I keep the basking spot at 110. Discovered that turning it down to 100 meant they do not eat until it is turned back up. Mine are 12 weeks old. Are they a dark colour, i.e. Black beards and dark markings all over their bellies?


----------



## RichyHunt (Jun 25, 2010)

Well, am afraid it was bad news this morning guys, he died, didnt eat from the day i had him, tried everything. Took him back to shop, i really think i got an ill bd from him. He did give me a new one and this one is mad as a hatter, same age, but bigger, eating like a tramp on a sandwich!!!! So different to my other guy. Sad to see him die but he wasnt right from the start. Thanks for all your help and advice tho everyone.


----------



## Chazbang (Jun 20, 2010)

I'm so sorry to hear that. How sad. RIP little baby xx


----------



## RichyHunt (Jun 25, 2010)

Thanks Chaz, the other thing i'd say to all is that there is a wide variant on advice for heating bd's especially babies, basking etc, all advice is generally good advice on here but i would take a lot of notice about what your breeder recommends too, I have found that all bd's will be different and have different requirements/needs etc one size definately does not fit all, after all, we're all different arn't we?


----------



## kezdoc09 (Jul 3, 2010)

mmm interesting i got my new beardie a week ago and the people i bought her from told me basking spot to be around 90 to 100! i've obviously done my research and i've wacked it up and its between 100 and 110 now, it just means she can heat up quicker.

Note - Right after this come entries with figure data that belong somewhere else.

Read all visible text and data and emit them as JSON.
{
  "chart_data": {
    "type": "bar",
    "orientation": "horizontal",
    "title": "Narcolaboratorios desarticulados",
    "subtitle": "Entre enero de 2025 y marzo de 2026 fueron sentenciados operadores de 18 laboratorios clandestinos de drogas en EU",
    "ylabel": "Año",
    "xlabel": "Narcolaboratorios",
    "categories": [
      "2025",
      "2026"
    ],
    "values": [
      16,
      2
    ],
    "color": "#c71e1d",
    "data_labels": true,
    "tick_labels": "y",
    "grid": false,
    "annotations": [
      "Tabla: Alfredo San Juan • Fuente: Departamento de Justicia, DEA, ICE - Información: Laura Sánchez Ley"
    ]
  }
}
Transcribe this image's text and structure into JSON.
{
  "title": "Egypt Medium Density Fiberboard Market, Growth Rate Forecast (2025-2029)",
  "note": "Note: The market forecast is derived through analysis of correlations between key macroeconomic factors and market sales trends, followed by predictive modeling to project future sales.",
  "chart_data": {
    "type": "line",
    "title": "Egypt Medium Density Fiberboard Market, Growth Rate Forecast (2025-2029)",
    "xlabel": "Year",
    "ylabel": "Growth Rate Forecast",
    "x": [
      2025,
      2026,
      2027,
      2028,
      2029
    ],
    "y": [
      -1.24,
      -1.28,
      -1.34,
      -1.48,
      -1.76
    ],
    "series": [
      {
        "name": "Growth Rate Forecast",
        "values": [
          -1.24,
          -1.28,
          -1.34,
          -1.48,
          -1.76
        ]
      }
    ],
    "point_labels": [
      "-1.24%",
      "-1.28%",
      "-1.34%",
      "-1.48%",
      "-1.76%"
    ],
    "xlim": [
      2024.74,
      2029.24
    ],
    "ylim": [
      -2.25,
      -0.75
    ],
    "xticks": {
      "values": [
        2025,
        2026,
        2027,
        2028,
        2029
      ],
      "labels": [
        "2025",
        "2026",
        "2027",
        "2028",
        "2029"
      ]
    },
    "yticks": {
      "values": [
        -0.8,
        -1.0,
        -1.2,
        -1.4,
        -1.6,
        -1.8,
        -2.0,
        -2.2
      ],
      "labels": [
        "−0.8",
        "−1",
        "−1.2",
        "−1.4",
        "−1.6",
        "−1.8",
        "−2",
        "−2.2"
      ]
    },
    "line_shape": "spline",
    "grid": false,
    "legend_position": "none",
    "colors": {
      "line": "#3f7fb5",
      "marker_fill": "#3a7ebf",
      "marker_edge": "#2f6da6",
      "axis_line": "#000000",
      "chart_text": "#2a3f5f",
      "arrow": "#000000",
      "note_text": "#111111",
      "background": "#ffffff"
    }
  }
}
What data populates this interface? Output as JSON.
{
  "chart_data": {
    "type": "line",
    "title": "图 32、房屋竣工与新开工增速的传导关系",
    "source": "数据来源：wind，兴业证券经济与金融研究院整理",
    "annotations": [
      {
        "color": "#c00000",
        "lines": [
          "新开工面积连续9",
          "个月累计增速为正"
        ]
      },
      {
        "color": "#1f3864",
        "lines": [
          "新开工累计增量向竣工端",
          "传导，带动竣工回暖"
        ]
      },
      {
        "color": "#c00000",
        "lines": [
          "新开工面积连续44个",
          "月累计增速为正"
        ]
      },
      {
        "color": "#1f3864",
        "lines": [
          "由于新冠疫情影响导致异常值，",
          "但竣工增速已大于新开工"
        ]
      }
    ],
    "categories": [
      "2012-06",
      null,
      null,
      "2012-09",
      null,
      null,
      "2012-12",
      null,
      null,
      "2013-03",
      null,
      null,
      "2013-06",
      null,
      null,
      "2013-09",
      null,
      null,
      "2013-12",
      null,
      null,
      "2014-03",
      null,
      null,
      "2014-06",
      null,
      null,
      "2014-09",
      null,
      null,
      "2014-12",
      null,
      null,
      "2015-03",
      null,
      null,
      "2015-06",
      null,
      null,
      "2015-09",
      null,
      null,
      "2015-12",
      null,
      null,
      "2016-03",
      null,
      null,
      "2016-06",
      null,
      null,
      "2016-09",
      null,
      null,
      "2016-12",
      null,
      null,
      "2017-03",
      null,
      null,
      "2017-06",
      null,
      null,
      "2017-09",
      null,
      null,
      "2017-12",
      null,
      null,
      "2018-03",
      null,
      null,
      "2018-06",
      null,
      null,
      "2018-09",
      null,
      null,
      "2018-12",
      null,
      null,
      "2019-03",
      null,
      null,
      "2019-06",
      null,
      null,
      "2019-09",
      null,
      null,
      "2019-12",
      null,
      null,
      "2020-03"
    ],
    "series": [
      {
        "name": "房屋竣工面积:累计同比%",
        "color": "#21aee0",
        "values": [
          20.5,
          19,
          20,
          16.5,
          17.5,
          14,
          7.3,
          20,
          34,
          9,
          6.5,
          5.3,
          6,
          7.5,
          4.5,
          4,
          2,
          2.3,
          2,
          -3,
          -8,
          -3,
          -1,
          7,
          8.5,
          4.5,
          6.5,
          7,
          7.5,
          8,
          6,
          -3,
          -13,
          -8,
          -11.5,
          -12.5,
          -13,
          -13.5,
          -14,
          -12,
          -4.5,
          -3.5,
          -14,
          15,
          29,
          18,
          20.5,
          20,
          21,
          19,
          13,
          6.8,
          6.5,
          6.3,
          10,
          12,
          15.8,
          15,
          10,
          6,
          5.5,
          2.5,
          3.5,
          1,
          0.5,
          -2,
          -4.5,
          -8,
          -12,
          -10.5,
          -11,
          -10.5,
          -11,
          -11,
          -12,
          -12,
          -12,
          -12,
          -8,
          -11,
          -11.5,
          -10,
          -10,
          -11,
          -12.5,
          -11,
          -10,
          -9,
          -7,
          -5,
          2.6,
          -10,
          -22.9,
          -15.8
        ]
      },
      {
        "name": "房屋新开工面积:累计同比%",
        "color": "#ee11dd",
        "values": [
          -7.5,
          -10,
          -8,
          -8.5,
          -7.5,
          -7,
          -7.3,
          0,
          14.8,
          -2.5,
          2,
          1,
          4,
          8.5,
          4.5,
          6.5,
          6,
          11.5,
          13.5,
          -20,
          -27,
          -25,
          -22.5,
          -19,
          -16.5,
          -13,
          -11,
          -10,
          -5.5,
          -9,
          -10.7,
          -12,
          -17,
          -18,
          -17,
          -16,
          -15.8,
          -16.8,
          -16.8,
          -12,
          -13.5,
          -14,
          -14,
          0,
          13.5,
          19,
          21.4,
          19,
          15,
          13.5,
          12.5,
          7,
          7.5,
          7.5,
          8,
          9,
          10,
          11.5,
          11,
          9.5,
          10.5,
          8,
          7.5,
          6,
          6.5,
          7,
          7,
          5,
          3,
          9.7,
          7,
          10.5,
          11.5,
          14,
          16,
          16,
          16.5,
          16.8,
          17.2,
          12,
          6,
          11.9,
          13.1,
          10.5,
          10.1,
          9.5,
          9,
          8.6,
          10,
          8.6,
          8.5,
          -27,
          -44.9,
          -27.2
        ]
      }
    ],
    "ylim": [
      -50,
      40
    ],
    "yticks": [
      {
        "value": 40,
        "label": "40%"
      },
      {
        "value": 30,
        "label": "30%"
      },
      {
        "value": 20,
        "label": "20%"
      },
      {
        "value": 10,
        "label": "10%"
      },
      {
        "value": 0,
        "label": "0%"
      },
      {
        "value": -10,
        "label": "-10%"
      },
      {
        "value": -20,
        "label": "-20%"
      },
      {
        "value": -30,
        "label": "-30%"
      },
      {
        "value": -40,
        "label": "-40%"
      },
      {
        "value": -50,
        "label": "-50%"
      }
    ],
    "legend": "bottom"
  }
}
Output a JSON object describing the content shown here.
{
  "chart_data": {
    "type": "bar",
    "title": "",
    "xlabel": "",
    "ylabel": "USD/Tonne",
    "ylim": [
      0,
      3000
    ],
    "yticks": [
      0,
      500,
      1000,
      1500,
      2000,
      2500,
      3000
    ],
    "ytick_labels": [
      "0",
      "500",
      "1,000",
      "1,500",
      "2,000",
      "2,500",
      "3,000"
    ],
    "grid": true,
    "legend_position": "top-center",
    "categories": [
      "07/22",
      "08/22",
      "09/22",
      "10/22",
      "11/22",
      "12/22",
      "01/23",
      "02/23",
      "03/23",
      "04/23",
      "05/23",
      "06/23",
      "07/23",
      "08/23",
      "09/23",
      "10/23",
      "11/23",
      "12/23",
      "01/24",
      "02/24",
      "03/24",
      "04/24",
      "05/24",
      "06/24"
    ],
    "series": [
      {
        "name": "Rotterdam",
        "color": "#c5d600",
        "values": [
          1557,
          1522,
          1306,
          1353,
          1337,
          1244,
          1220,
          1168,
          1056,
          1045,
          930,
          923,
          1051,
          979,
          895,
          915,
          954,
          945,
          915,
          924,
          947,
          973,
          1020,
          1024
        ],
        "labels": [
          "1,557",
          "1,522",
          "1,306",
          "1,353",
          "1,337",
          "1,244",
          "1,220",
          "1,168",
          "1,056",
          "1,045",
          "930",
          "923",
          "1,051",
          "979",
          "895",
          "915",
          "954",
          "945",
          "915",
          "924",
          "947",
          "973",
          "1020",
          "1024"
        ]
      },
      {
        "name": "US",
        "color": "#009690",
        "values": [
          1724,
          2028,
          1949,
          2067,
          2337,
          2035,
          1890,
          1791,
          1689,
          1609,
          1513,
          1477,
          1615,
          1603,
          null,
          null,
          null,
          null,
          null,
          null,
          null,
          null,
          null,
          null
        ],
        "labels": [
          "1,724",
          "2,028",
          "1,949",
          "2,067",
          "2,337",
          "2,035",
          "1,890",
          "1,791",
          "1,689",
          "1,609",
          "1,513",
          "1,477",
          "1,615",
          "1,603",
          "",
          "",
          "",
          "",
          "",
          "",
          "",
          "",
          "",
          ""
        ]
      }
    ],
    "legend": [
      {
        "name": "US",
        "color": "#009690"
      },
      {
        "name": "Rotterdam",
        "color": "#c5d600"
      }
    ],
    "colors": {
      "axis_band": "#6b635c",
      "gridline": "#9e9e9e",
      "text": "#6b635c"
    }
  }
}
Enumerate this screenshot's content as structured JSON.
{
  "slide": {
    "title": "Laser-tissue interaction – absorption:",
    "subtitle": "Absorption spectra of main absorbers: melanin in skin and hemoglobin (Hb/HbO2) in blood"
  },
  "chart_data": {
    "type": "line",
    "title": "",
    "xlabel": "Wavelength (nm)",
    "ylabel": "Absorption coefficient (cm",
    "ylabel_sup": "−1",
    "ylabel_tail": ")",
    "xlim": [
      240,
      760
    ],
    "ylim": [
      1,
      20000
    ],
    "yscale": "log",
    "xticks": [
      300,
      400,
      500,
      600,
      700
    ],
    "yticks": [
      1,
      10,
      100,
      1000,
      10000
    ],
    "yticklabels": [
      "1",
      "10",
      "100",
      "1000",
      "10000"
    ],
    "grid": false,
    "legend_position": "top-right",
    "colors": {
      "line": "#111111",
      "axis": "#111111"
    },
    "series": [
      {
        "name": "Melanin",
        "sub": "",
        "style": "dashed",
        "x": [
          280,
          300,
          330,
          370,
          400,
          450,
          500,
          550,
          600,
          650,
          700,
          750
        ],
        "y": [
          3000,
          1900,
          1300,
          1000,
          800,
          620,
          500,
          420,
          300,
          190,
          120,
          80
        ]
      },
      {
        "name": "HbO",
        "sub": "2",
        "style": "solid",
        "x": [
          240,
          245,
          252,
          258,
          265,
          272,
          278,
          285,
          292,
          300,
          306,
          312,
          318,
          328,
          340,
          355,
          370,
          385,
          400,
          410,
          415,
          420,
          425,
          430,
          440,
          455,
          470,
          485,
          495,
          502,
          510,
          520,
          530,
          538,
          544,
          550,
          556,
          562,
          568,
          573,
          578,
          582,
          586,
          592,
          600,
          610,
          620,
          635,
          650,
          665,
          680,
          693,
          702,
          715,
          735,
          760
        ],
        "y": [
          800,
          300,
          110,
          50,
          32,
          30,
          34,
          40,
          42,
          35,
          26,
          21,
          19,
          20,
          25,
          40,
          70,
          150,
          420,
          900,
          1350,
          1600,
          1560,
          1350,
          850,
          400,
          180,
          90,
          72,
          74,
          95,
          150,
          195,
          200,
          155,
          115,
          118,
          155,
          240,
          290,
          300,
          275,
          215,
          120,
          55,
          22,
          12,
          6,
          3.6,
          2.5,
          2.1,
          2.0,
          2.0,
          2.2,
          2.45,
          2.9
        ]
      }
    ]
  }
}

From what i've heard 90 is ok but it will take a long time to warm, even if your little dude isn't used to it being so hot he can move to the cooler end!


----------



## RichyHunt (Jun 25, 2010)

Hi Kez, i'd be careful about weighing up all the advice. When i got my first little guy at 8 weeks, the breeder told me to have his basking between 90-100, i did but then worried when i read so many conflicting pieces of advise on here so put it up to 105-110. The little guy died, when I told the guy in the shop he said its prob because he got a little fried! Now i do think there were other things wrong with him as he never ate for a week, from when i got him as you'll see earlier in this thread so i wouldnt put it all down to temps. He gave me another little guy, another 8 week old and this time am following his advice, couple of my friends have bd's and they said the same, 90 to 100 and so does the book i'm reading about them at the moment. He's happy as anything now, chasing crickets etc. I guess what i'm saying is that this is a great forum with some good advice, but weigh it all up and if you trust the breeder you bought it from, give some serious thought to his advice too. Mines staying at about between 90-95. No probs so far!


----------